Netanjahus Bündnis liegt in Umfragen vorn

Laut Umfragen hat Netanjahus Likud-Partei gute Chancen, am 22. Januar die bei weitem stärkste Kraft in der Knesset zu werden. Der Likud tritt in einem Wahlbündnis mit der ultranationalistischen Partei Israel Beteinu ("Unser Haus Israel") vom jüngst zurückgetretenen Außenminister Avigdor Lieberman an. Beide Politiker kamen gemeinsam zum Auftakt der Wahlkampfveranstaltung im Jerusalemer International Convention Center.

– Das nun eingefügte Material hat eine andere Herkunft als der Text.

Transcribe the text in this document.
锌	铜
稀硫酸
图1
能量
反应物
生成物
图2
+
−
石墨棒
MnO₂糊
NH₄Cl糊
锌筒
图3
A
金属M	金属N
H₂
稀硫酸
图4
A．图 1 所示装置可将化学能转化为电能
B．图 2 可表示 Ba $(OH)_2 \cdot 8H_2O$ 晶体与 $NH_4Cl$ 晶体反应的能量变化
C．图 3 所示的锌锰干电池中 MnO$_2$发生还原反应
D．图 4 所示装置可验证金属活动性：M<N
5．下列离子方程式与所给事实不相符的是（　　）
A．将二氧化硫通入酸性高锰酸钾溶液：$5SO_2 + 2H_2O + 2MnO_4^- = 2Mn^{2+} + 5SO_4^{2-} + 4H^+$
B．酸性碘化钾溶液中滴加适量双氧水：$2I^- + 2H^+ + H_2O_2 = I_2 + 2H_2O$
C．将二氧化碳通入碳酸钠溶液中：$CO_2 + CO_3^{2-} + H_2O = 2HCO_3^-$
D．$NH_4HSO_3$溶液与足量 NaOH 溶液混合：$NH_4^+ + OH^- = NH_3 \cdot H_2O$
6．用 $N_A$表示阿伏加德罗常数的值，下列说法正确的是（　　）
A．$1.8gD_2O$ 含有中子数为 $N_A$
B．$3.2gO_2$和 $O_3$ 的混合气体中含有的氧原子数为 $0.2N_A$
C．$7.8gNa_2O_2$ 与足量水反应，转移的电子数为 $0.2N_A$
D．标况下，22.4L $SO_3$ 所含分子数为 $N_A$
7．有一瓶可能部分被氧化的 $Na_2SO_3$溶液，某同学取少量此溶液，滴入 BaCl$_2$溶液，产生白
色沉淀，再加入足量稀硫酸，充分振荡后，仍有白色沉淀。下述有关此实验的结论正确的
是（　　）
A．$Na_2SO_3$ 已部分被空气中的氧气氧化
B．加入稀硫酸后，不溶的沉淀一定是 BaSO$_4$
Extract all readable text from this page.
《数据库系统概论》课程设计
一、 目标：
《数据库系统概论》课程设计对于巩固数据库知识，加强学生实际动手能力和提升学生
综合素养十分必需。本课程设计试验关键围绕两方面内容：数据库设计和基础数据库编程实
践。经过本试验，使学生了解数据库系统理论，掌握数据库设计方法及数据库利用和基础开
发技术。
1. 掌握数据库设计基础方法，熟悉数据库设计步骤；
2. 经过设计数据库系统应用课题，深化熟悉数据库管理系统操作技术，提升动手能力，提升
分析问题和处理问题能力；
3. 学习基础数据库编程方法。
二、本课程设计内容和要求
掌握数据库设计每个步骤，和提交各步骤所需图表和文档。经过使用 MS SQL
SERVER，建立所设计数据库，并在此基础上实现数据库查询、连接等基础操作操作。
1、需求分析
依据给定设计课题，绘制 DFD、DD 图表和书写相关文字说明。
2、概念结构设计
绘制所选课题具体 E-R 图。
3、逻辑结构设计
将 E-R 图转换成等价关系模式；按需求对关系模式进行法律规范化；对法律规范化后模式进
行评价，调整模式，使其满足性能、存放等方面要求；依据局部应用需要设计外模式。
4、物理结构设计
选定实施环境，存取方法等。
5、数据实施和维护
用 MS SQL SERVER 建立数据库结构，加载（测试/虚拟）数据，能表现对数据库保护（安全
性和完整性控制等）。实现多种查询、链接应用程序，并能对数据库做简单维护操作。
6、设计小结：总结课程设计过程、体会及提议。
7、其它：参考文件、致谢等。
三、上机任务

Kurz zuvor war Lieberman von der Polizei vernommen worden. Generalstaatsanwalt Jehuda Weinstein hatte Mitte Dezember Anklage gegen ihn erhoben. Dem 54-Jährigen wird zur Last gelegt, im Dezember 2009 die Versetzung des damaligen israelischen Botschafters in der weißrussischen Hauptstadt Minsk, Seev Ben Arieh, in ein anderes Land betrieben zu haben. Ben Arieh soll Lieberman vertrauliche Informationen über die laufenden Ermittlungen wegen Betrugs und Geldwäsche geliefert haben. Dieses Verfahren gegen Lieberman wurde inzwischen aus Mangel an Beweisen eingestellt. Ben Arieh wurde indes Ende Oktober zu vier Monaten gemeinnütziger Arbeit verurteilt.